My virtual movie studio stopped seeking new performers a long time ago. Not that new players weren’t welcome: but it takes too much time - even on the web - to be looking.
I have a real someone. The art became mostly a way of sharing wishes and discovering her likes.
In real life what matter is a harmony of desires and a conviction that the person really means what they say.
Related: Femdom Pop Culture


Comments
I ran across the Ward/Stanton styles when I was a young, impressionable teen. But comic books were also filled with similar images of tightly clad villainesses, so Domm-ish images were not rare if one were tuned in.
I’ve found that I’m more fetishy oriented; I love the high boots, tight leather, and assorted trappings associated with dominatrixes (dominatria?).
And how the hell could they swap out Eartha for Julie? They were both good, but it’s like the two Darrins in Bewitched - somehow it’s just weird.
Tom Allen
The Edge of Vanilla
Posted by: Tom Allen | December 5, 2006 5:17 PM
Not sure how much older I am than you but during my childhood there was little in the ways of potential kink in comics. (This was during the very square period where the reaction to 1950s comics had caused most publishers to fold.)

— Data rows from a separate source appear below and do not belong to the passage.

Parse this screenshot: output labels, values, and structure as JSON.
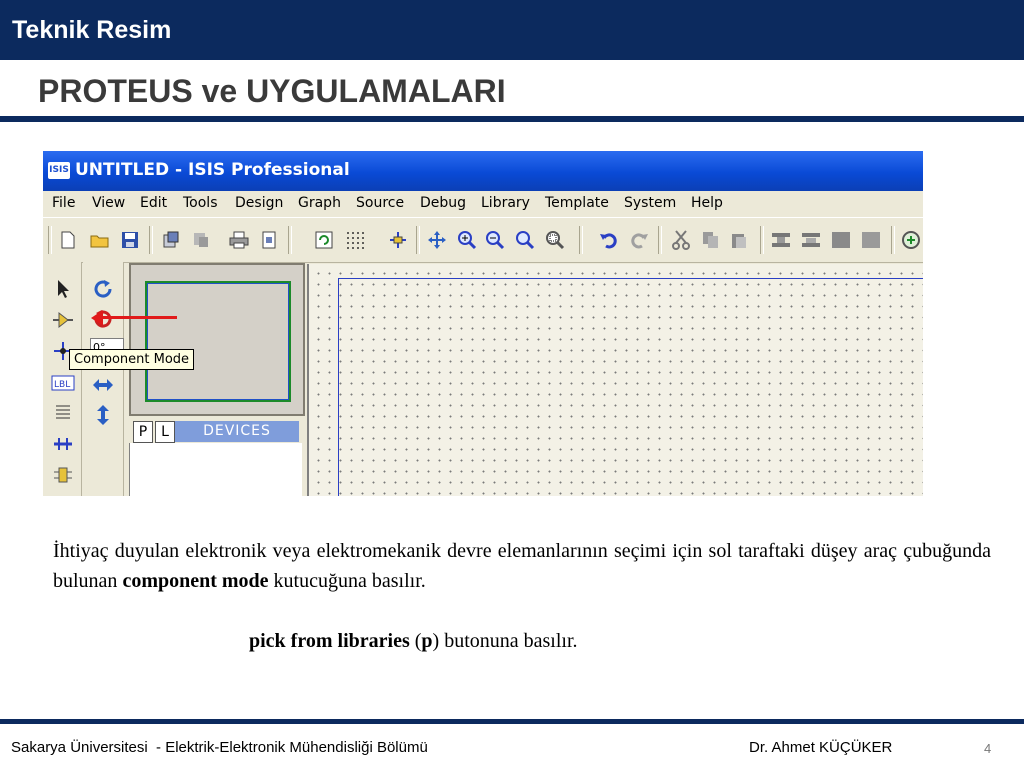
{
  "header": {
    "course": "Teknik Resim",
    "title": "PROTEUS ve UYGULAMALARI"
  },
  "screenshot": {
    "logo": "ISIS",
    "window_title": "UNTITLED - ISIS Professional",
    "menu": [
      "File",
      "View",
      "Edit",
      "Tools",
      "Design",
      "Graph",
      "Source",
      "Debug",
      "Library",
      "Template",
      "System",
      "Help"
    ],
    "tooltip": "Component Mode",
    "rotation": "0°",
    "selector": {
      "p": "P",
      "l": "L",
      "devices": "DEVICES"
    }
  },
  "body": {
    "para1": "İhtiyaç duyulan elektronik veya elektromekanik devre elemanlarının seçimi için sol taraftaki düşey araç çubuğunda bulunan ",
    "para1_bold": "component mode",
    "para1_end": " kutucuğuna basılır.",
    "para2_bold": "pick from libraries",
    "para2_paren_open": " (",
    "para2_p": "p",
    "para2_end": ") butonuna basılır."
  },
  "footer": {
    "left": "Sakarya Üniversitesi  - Elektrik-Elektronik Mühendisliği Bölümü",
    "author": "Dr. Ahmet KÜÇÜKER",
    "page": "4"
  },
  "colors": {
    "brand_navy": "#0c2a5e",
    "xp_title_blue": "#0a4ad6",
    "highlight_red": "#e11a1a"
  }
}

Nowadays they are surprisingly kinky. Lots of whips and boots. And in a recent Batman Poison Ivy was clearly doing the Domme thing, enjoying her power over men and her pleasure in destroying them.
Mariette Hartley was also Catwoman. Probably the dullest of the three.
Posted by: Richard | December 5, 2006 7:34 PM
The unknown domme in the governess ourfit and seamed stocking is Domina Darla Kincaide, who works extensively. The photo is actually from a promotion for my members’ site, dominatrixnyc.com. Funny to find it randomly.